Don’t misunderstand me: Pregnancy is a natural process, and can be wonderful and beautiful to watch. As a woman carries a child, she can feel loving and tender, and, if one is present, so can her partner.
But for all its natural beauty, pregnancy is difficult, and can turn normal life upside down—for the woman bearing the child, and for those around her. “In our culture,” writes Dr. Robyn Horsager-Boehrer, “loving the journey of being pregnant feels mandatory.” She goes on to spell out some reasons not every woman does, and to assure those who don’t that their feelings are valid.

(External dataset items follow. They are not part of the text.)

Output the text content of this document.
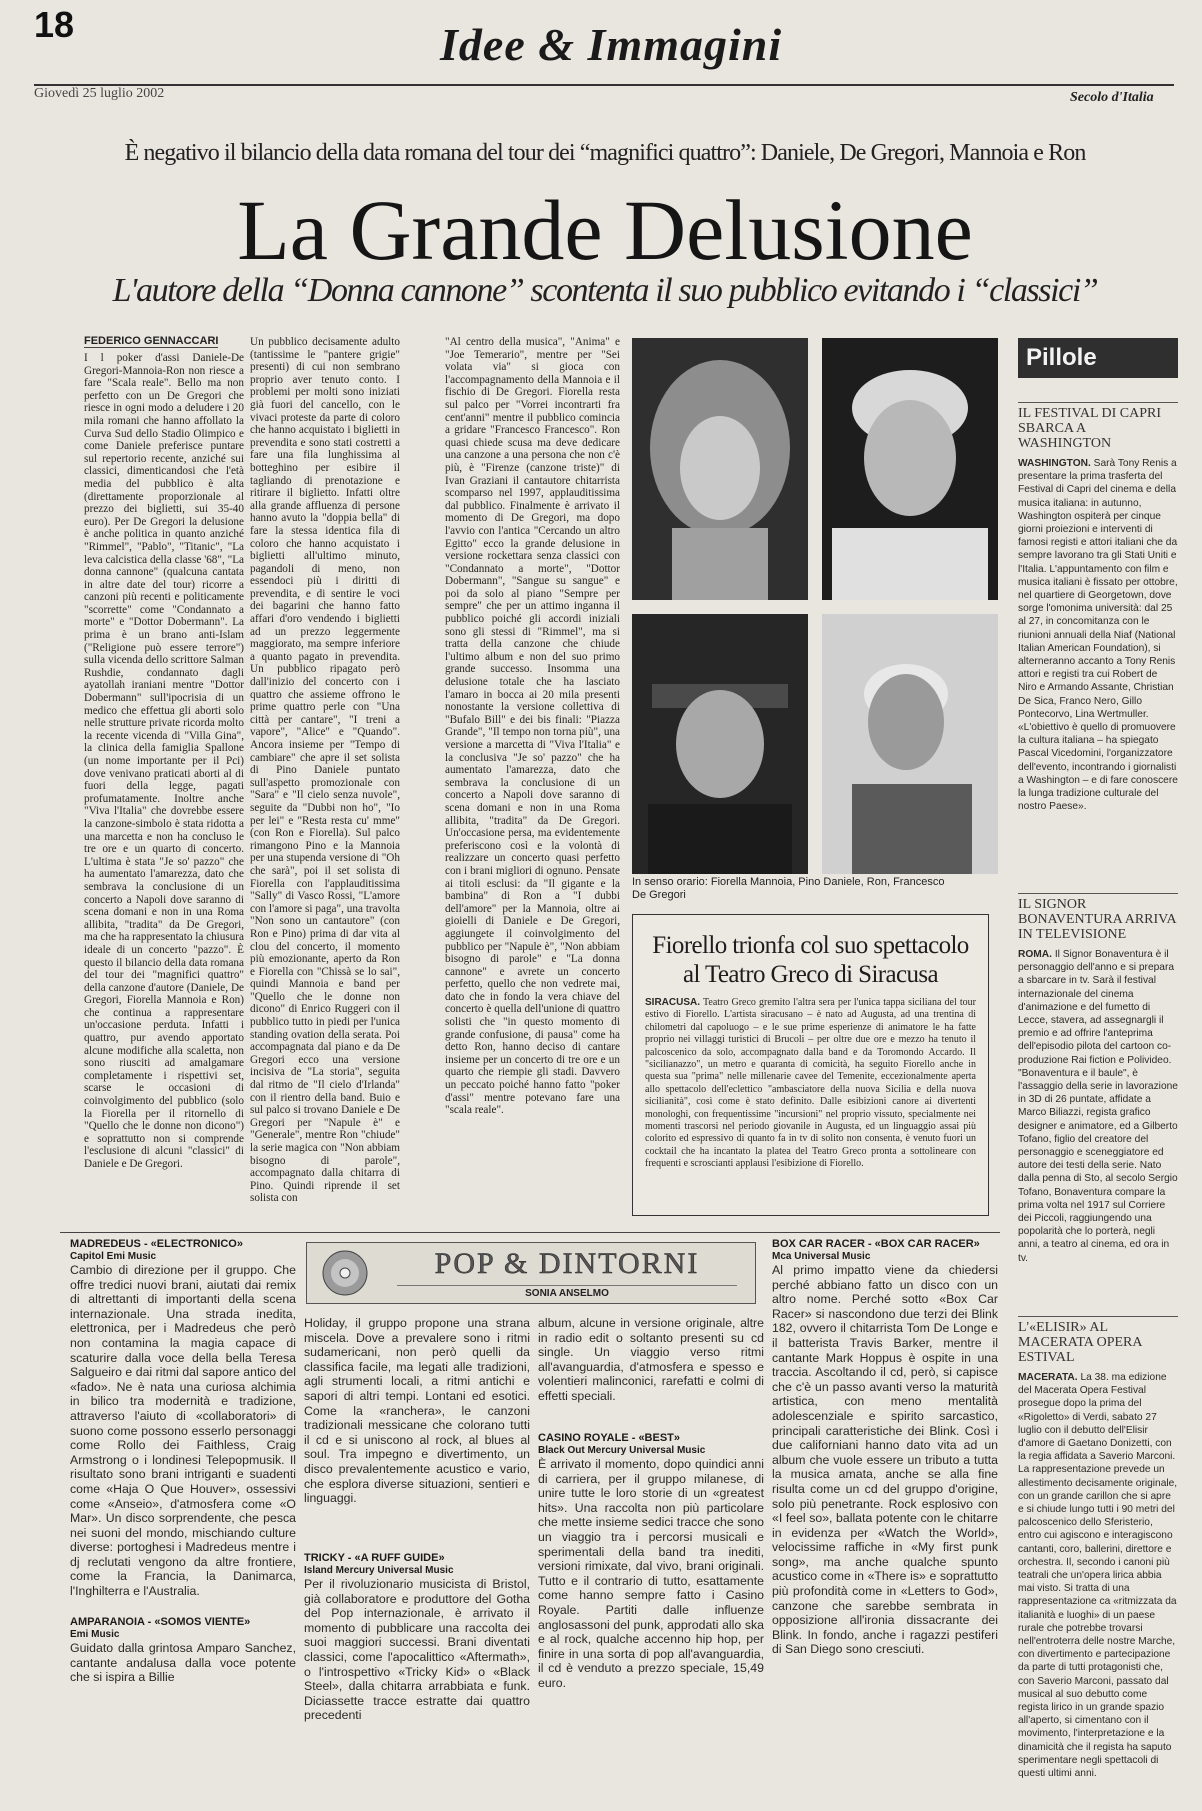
18	Idee & Immagini
Giovedì 25 luglio 2002	Secolo d'Italia
È negativo il bilancio della data romana del tour dei “magnifici quattro”: Daniele, De Gregori, Mannoia e Ron
La Grande Delusione
L'autore della “Donna cannone” scontenta il suo pubblico evitando i “classici”
FEDERICO GENNACCARI
I l poker d'assi Daniele-De Gregori-Mannoia-Ron non riesce a fare "Scala reale". Bello ma non perfetto con un De Gregori che riesce in ogni modo a deludere i 20 mila romani che hanno affollato la Curva Sud dello Stadio Olimpico e come Daniele preferisce puntare sul repertorio recente, anziché sui classici, dimenticandosi che l'età media del pubblico è alta (direttamente proporzionale al prezzo dei biglietti, sui 35-40 euro). Per De Gregori la delusione è anche politica in quanto anziché "Rimmel", "Pablo", "Titanic", "La leva calcistica della classe '68", "La donna cannone" (qualcuna cantata in altre date del tour) ricorre a canzoni più recenti e politicamente "scorrette" come "Condannato a morte" e "Dottor Dobermann". La prima è un brano anti-Islam ("Religione può essere terrore") sulla vicenda dello scrittore Salman Rushdie, condannato dagli ayatollah iraniani mentre "Dottor Dobermann" sull'ipocrisia di un medico che effettua gli aborti solo nelle strutture private ricorda molto la recente vicenda di "Villa Gina", la clinica della famiglia Spallone (un nome importante per il Pci) dove venivano praticati aborti al di fuori della legge, pagati profumatamente. Inoltre anche "Viva l'Italia" che dovrebbe essere la canzone-simbolo è stata ridotta a una marcetta e non ha concluso le tre ore e un quarto di concerto. L'ultima è stata "Je so' pazzo" che ha aumentato l'amarezza, dato che sembrava la conclusione di un concerto a Napoli dove saranno di scena domani e non in una Roma allibita, "tradita" da De Gregori, ma che ha rappresentato la chiusura ideale di un concerto "pazzo". È questo il bilancio della data romana del tour dei "magnifici quattro" della canzone d'autore (Daniele, De Gregori, Fiorella Mannoia e Ron) che continua a rappresentare un'occasione perduta. Infatti i quattro, pur avendo apportato alcune modifiche alla scaletta, non sono riusciti ad amalgamare completamente i rispettivi set, scarse le occasioni di coinvolgimento del pubblico (solo la Fiorella per il ritornello di "Quello che le donne non dicono") e soprattutto non si comprende l'esclusione di alcuni "classici" di Daniele e De Gregori.
Un pubblico decisamente adulto (tantissime le "pantere grigie" presenti) di cui non sembrano proprio aver tenuto conto. I problemi per molti sono iniziati già fuori del cancello, con le vivaci proteste da parte di coloro che hanno acquistato i biglietti in prevendita e sono stati costretti a fare una fila lunghissima al botteghino per esibire il tagliando di prenotazione e ritirare il biglietto. Infatti oltre alla grande affluenza di persone hanno avuto la "doppia bella" di fare la stessa identica fila di coloro che hanno acquistato i biglietti all'ultimo minuto, pagandoli di meno, non essendoci più i diritti di prevendita, e di sentire le voci dei bagarini che hanno fatto affari d'oro vendendo i biglietti ad un prezzo leggermente maggiorato, ma sempre inferiore a quanto pagato in prevendita. Un pubblico ripagato però dall'inizio del concerto con i quattro che assieme offrono le prime quattro perle con "Una città per cantare", "I treni a vapore", "Alice" e "Quando". Ancora insieme per "Tempo di cambiare" che apre il set solista di Pino Daniele puntato sull'aspetto promozionale con "Sara" e "Il cielo senza nuvole", seguite da "Dubbi non ho", "Io per lei" e "Resta resta cu' mme" (con Ron e Fiorella). Sul palco rimangono Pino e la Mannoia per una stupenda versione di "Oh che sarà", poi il set solista di Fiorella con l'applauditissima "Sally" di Vasco Rossi, "L'amore con l'amore si paga", una travolta "Non sono un cantautore" (con Ron e Pino) prima di dar vita al clou del concerto, il momento più emozionante, aperto da Ron e Fiorella con "Chissà se lo sai", quindi Mannoia e band per "Quello che le donne non dicono" di Enrico Ruggeri con il pubblico tutto in piedi per l'unica standing ovation della serata. Poi accompagnata dal piano e da De Gregori ecco una versione incisiva de "La storia", seguita dal ritmo de "Il cielo d'Irlanda" con il rientro della band. Buio e sul palco si trovano Daniele e De Gregori per "Napule è" e "Generale", mentre Ron "chiude" la serie magica con "Non abbiam bisogno di parole", accompagnato dalla chitarra di Pino. Quindi riprende il set solista con
"Al centro della musica", "Anima" e "Joe Temerario", mentre per "Sei volata via" si gioca con l'accompagnamento della Mannoia e il fischio di De Gregori. Fiorella resta sul palco per "Vorrei incontrarti fra cent'anni" mentre il pubblico comincia a gridare "Francesco Francesco". Ron quasi chiede scusa ma deve dedicare una canzone a una persona che non c'è più, è "Firenze (canzone triste)" di Ivan Graziani il cantautore chitarrista scomparso nel 1997, applauditissima dal pubblico. Finalmente è arrivato il momento di De Gregori, ma dopo l'avvio con l'antica "Cercando un altro Egitto" ecco la grande delusione in versione rockettara senza classici con "Condannato a morte", "Dottor Dobermann", "Sangue su sangue" e poi da solo al piano "Sempre per sempre" che per un attimo inganna il pubblico poiché gli accordi iniziali sono gli stessi di "Rimmel", ma si tratta della canzone che chiude l'ultimo album e non del suo primo grande successo. Insomma una delusione totale che ha lasciato l'amaro in bocca ai 20 mila presenti nonostante la versione collettiva di "Bufalo Bill" e dei bis finali: "Piazza Grande", "Il tempo non torna più", una versione a marcetta di "Viva l'Italia" e la conclusiva "Je so' pazzo" che ha aumentato l'amarezza, dato che sembrava la conclusione di un concerto a Napoli dove saranno di scena domani e non in una Roma allibita, "tradita" da De Gregori. Un'occasione persa, ma evidentemente preferiscono così e la volontà di realizzare un concerto quasi perfetto con i brani migliori di ognuno. Pensate ai titoli esclusi: da "Il gigante e la bambina" di Ron a "I dubbi dell'amore" per la Mannoia, oltre ai gioielli di Daniele e De Gregori, aggiungete il coinvolgimento del pubblico per "Napule è", "Non abbiam bisogno di parole" e "La donna cannone" e avrete un concerto perfetto, quello che non vedrete mai, dato che in fondo la vera chiave del concerto è quella dell'unione di quattro solisti che "in questo momento di grande confusione, di pausa" come ha detto Ron, hanno deciso di cantare insieme per un concerto di tre ore e un quarto che riempie gli stadi. Davvero un peccato poiché hanno fatto "poker d'assi" mentre potevano fare una "scala reale".
In senso orario: Fiorella Mannoia, Pino Daniele, Ron, Francesco De Gregori
Fiorello trionfa col suo spettacolo al Teatro Greco di Siracusa
SIRACUSA. Teatro Greco gremito l'altra sera per l'unica tappa siciliana del tour estivo di Fiorello. L'artista siracusano – è nato ad Augusta, ad una trentina di chilometri dal capoluogo – e le sue prime esperienze di animatore le ha fatte proprio nei villaggi turistici di Brucoli – per oltre due ore e mezzo ha tenuto il palcoscenico da solo, accompagnato dalla band e da Toromondo Accardo. Il "sicilianazzo", un metro e quaranta di comicità, ha seguito Fiorello anche in questa sua "prima" nelle millenarie cavee del Temenite, eccezionalmente aperta allo spettacolo dell'eclettico "ambasciatore della nuova Sicilia e della nuova sicilianità", così come è stato definito. Dalle esibizioni canore ai divertenti monologhi, con frequentissime "incursioni" nel proprio vissuto, specialmente nei momenti trascorsi nel periodo giovanile in Augusta, ed un linguaggio assai più colorito ed espressivo di quanto fa in tv di solito non consenta, è venuto fuori un cocktail che ha incantato la platea del Teatro Greco pronta a sottolineare con frequenti e scroscianti applausi l'esibizione di Fiorello.
Pillole
IL FESTIVAL DI CAPRI SBARCA A WASHINGTON
WASHINGTON. Sarà Tony Renis a presentare la prima trasferta del Festival di Capri del cinema e della musica italiana: in autunno, Washington ospiterà per cinque giorni proiezioni e interventi di famosi registi e attori italiani che da sempre lavorano tra gli Stati Uniti e l'Italia. L'appuntamento con film e musica italiani è fissato per ottobre, nel quartiere di Georgetown, dove sorge l'omonima università: dal 25 al 27, in concomitanza con le riunioni annuali della Niaf (National Italian American Foundation), si alterneranno accanto a Tony Renis attori e registi tra cui Robert de Niro e Armando Assante, Christian De Sica, Franco Nero, Gillo Pontecorvo, Lina Wertmuller. «L'obiettivo è quello di promuovere la cultura italiana – ha spiegato Pascal Vicedomini, l'organizzatore dell'evento, incontrando i giornalisti a Washington – e di fare conoscere la lunga tradizione culturale del nostro Paese».
IL SIGNOR BONAVENTURA ARRIVA IN TELEVISIONE
ROMA. Il Signor Bonaventura è il personaggio dell'anno e si prepara a sbarcare in tv. Sarà il festival internazionale del cinema d'animazione e del fumetto di Lecce, stavera, ad assegnargli il premio e ad offrire l'anteprima dell'episodio pilota del cartoon co-produzione Rai fiction e Polivideo. "Bonaventura e il baule", è l'assaggio della serie in lavorazione in 3D di 26 puntate, affidate a Marco Biliazzi, regista grafico designer e animatore, ed a Gilberto Tofano, figlio del creatore del personaggio e sceneggiatore ed autore dei testi della serie. Nato dalla penna di Sto, al secolo Sergio Tofano, Bonaventura compare la prima volta nel 1917 sul Corriere dei Piccoli, raggiungendo una popolarità che lo porterà, negli anni, a teatro al cinema, ed ora in tv.
L'«ELISIR» AL MACERATA OPERA ESTIVAL
MACERATA. La 38. ma edizione del Macerata Opera Festival prosegue dopo la prima del «Rigoletto» di Verdi, sabato 27 luglio con il debutto dell'Elisir d'amore di Gaetano Donizetti, con la regia affidata a Saverio Marconi. La rappresentazione prevede un allestimento decisamente originale, con un grande carillon che si apre e si chiude lungo tutti i 90 metri del palcoscenico dello Sferisterio, entro cui agiscono e interagiscono cantanti, coro, ballerini, direttore e orchestra. Il, secondo i canoni più teatrali che un'opera lirica abbia mai visto. Si tratta di una rappresentazione ca «ritmizzata da italianità e luoghi» di un paese rurale che potrebbe trovarsi nell'entroterra delle nostre Marche, con divertimento e partecipazione da parte di tutti protagonisti che, con Saverio Marconi, passato dal musical al suo debutto come regista lirico in un grande spazio all'aperto, si cimentano con il movimento, l'interpretazione e la dinamicità che il regista ha saputo sperimentare negli spettacoli di questi ultimi anni.
MADREDEUS - «ELECTRONICO»
Capitol Emi Music
Cambio di direzione per il gruppo. Che offre tredici nuovi brani, aiutati dai remix di altrettanti di importanti della scena internazionale. Una strada inedita, elettronica, per i Madredeus che però non contamina la magia capace di scaturire dalla voce della bella Teresa Salgueiro e dai ritmi dal sapore antico del «fado». Ne è nata una curiosa alchimia in bilico tra modernità e tradizione, attraverso l'aiuto di «collaboratori» di suono come possono esserlo personaggi come Rollo dei Faithless, Craig Armstrong o i londinesi Telepopmusik. Il risultato sono brani intriganti e suadenti come «Haja O Que Houver», ossessivi come «Anseio», d'atmosfera come «O Mar». Un disco sorprendente, che pesca nei suoni del mondo, mischiando culture diverse: portoghesi i Madredeus mentre i dj reclutati vengono da altre frontiere, come la Francia, la Danimarca, l'Inghilterra e l'Australia.
AMPARANOIA - «SOMOS VIENTE»
Emi Music
Guidato dalla grintosa Amparo Sanchez, cantante andalusa dalla voce potente che si ispira a Billie
POP & DINTORNI
SONIA ANSELMO
Holiday, il gruppo propone una strana miscela. Dove a prevalere sono i ritmi sudamericani, non però quelli da classifica facile, ma legati alle tradizioni, agli strumenti locali, a ritmi antichi e sapori di altri tempi. Lontani ed esotici. Come la «ranchera», le canzoni tradizionali messicane che colorano tutti il cd e si uniscono al rock, al blues al soul. Tra impegno e divertimento, un disco prevalentemente acustico e vario, che esplora diverse situazioni, sentieri e linguaggi.
TRICKY - «A RUFF GUIDE»
Island Mercury Universal Music
Per il rivoluzionario musicista di Bristol, già collaboratore e produttore del Gotha del Pop internazionale, è arrivato il momento di pubblicare una raccolta dei suoi maggiori successi. Brani diventati classici, come l'apocalittico «Aftermath», o l'introspettivo «Tricky Kid» o «Black Steel», dalla chitarra arrabbiata e funk. Diciassette tracce estratte dai quattro precedenti
album, alcune in versione originale, altre in radio edit o soltanto presenti su cd single. Un viaggio verso ritmi all'avanguardia, d'atmosfera e spesso e volentieri malinconici, rarefatti e colmi di effetti speciali.
CASINO ROYALE - «BEST»
Black Out Mercury Universal Music
È arrivato il momento, dopo quindici anni di carriera, per il gruppo milanese, di unire tutte le loro storie di un «greatest hits». Una raccolta non più particolare che mette insieme sedici tracce che sono un viaggio tra i percorsi musicali e sperimentali della band tra inediti, versioni rimixate, dal vivo, brani originali. Tutto e il contrario di tutto, esattamente come hanno sempre fatto i Casino Royale. Partiti dalle influenze anglosassoni del punk, approdati allo ska e al rock, qualche accenno hip hop, per finire in una sorta di pop all'avanguardia, il cd è venduto a prezzo speciale, 15,49 euro.
BOX CAR RACER - «BOX CAR RACER»
Mca Universal Music
Al primo impatto viene da chiedersi perché abbiano fatto un disco con un altro nome. Perché sotto «Box Car Racer» si nascondono due terzi dei Blink 182, ovvero il chitarrista Tom De Longe e il batterista Travis Barker, mentre il cantante Mark Hoppus è ospite in una traccia. Ascoltando il cd, però, si capisce che c'è un passo avanti verso la maturità artistica, con meno mentalità adolescenziale e spirito sarcastico, principali caratteristiche dei Blink. Così i due californiani hanno dato vita ad un album che vuole essere un tributo a tutta la musica amata, anche se alla fine risulta come un cd del gruppo d'origine, solo più penetrante. Rock esplosivo con «I feel so», ballata potente con le chitarre in evidenza per «Watch the World», velocissime raffiche in «My first punk song», ma anche qualche spunto acustico come in «There is» e soprattutto più profondità come in «Letters to God», canzone che sarebbe sembrata in opposizione all'ironia dissacrante dei Blink. In fondo, anche i ragazzi pestiferi di San Diego sono cresciuti.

My point isn’t to convince you to change your feelings about pregnancy, only to point out it can be an ambiguous experience. It is mysterious and strange, but we sometimes fail to appreciate that mystery and strangeness because it’s such a common part of life. “Now in Color” can be an invitation to acknowledge the unsettling and confusing aspects of real-world pregnancies, and to sit for a half-hour with the unknowns welcoming new life into the world inevitably brings.
We’re Not Meant for “Worlds All Our Own”
The final scene of “Now in Color” is a kicker: Geraldine is forcibly ejected from Westview. Outside the city limits, she falls from a static-filled sky into a field filled with surveillance vehicles. As she is, the camera aspect ratio shifts from the squarish 4:3 of older TV programs to today’s 16:9 widescreen format. The change is a confirmation that, whatever Westview is, it isn’t solely inside Wanda’s mind.

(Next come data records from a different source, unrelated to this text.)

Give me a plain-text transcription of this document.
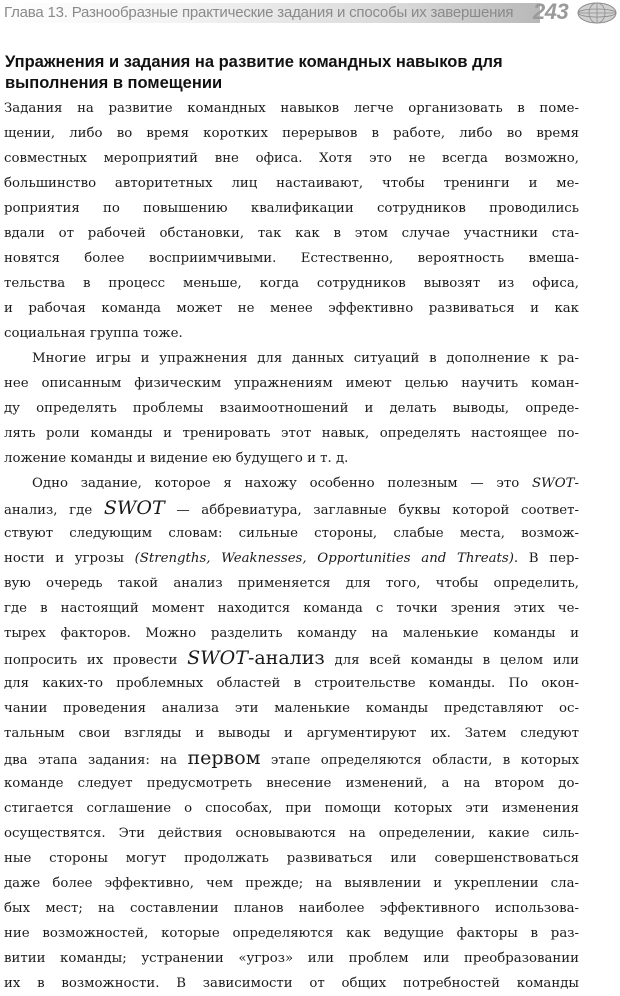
Глава 13. Разнообразные практические задания и способы их завершения 243
Упражнения и задания на развитие командных навыков для
выполнения в помещении
Задания на развитие командных навыков легче организовать в поме-
щении, либо во время коротких перерывов в работе, либо во время
совместных мероприятий вне офиса. Хотя это не всегда возможно,
большинство авторитетных лиц настаивают, чтобы тренинги и ме-
роприятия по повышению квалификации сотрудников проводились
вдали от рабочей обстановки, так как в этом случае участники ста-
новятся более восприимчивыми. Естественно, вероятность вмеша-
тельства в процесс меньше, когда сотрудников вывозят из офиса,
и рабочая команда может не менее эффективно развиваться и как
социальная группа тоже.
Многие игры и упражнения для данных ситуаций в дополнение к ра-
нее описанным физическим упражнениям имеют целью научить коман-
ду определять проблемы взаимоотношений и делать выводы, опреде-
лять роли команды и тренировать этот навык, определять настоящее по-
ложение команды и видение ею будущего и т. д.
Одно задание, которое я нахожу особенно полезным — это SWOT-
анализ, где SWOT — аббревиатура, заглавные буквы которой соответ-
ствуют следующим словам: сильные стороны, слабые места, возмож-
ности и угрозы (Strengths, Weaknesses, Opportunities and Threats). В пер-
вую очередь такой анализ применяется для того, чтобы определить,
где в настоящий момент находится команда с точки зрения этих че-
тырех факторов. Можно разделить команду на маленькие команды и
попросить их провести SWOT-анализ для всей команды в целом или
для каких-то проблемных областей в строительстве команды. По окон-
чании проведения анализа эти маленькие команды представляют ос-
тальным свои взгляды и выводы и аргументируют их. Затем следуют
два этапа задания: на первом этапе определяются области, в которых
команде следует предусмотреть внесение изменений, а на втором до-
стигается соглашение о способах, при помощи которых эти изменения
осуществятся. Эти действия основываются на определении, какие силь-
ные стороны могут продолжать развиваться или совершенствоваться
даже более эффективно, чем прежде; на выявлении и укреплении сла-
бых мест; на составлении планов наиболее эффективного использова-
ние возможностей, которые определяются как ведущие факторы в раз-
витии команды; устранении «угроз» или проблем или преобразовании
их в возможности. В зависимости от общих потребностей команды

I should have picked up on this fact before. We’ve already watched scenes involving Vis alone: his day at the office in episode 1 (“Filmed Before a Live Studio Audience”), and his “neighborhood watch” meeting in episode 2 (“Don’t Touch That Dial”). But the series’ sitcom format didn’t lead me to think too much about this point of view split.
But “Now in Color” makes it impossible to conclude Westview and its residents exist only in Wanda’s head—or Vision’s, too, for that matter (especially since Thanos destroyed Vision’s “indestructible head” in Avengers: Infinity War). Even before the episode’s concluding reveal, we’ve watched Herb trying to cut through his fence, and we’ve heard Dr. Nielsen (a nod to the TV ratings system?) lament how hard it is to “escape” small towns—ostensibly he’s talking about a vacation getaway, but viewers know he means more.
Herb comes close to making a crucial revelation about Westview to Vis. He says Geraldine “came here because we’re all…” but can’t bring himself to finish. And Agnes urges him not to; she echoes what Mrs. Hart told Mr. Hart while he was choking in episode 1: “Stop it.”
Are all Westview’s residents prisoners? Are they perhaps all dead? For now, the mystery remains. But the revelation of Westview’s “reality,” in some fashion, serves up another mysterious and strange but often overlooked commonplace: We are not in this world alone.
It may feel as though we are living in, or trapped in, our own private “Westviews.” We may think we are all the “stars,” willing or not, of our own shows—a “world all our own,” as this episode’s “Hydra Soak” commercial puts it? But our neighbors are experiencing life in the same way, and are as surely as frustrated and scared as we sometimes are.
What if we recognized the pressure to live in “worlds all our own” is not good? What would happen if we confided more in each other, rather than hiding from each other—as Vision, when the stakes are high, risks displaying his superspeed?
Scripture says it isn’t good for us to be alone (Genesis 2.18). Maybe if we could metaphorically “cut through our fences” more, we and our neighbors could resist and overcome the sinister forces striving to keep us isolated and apart?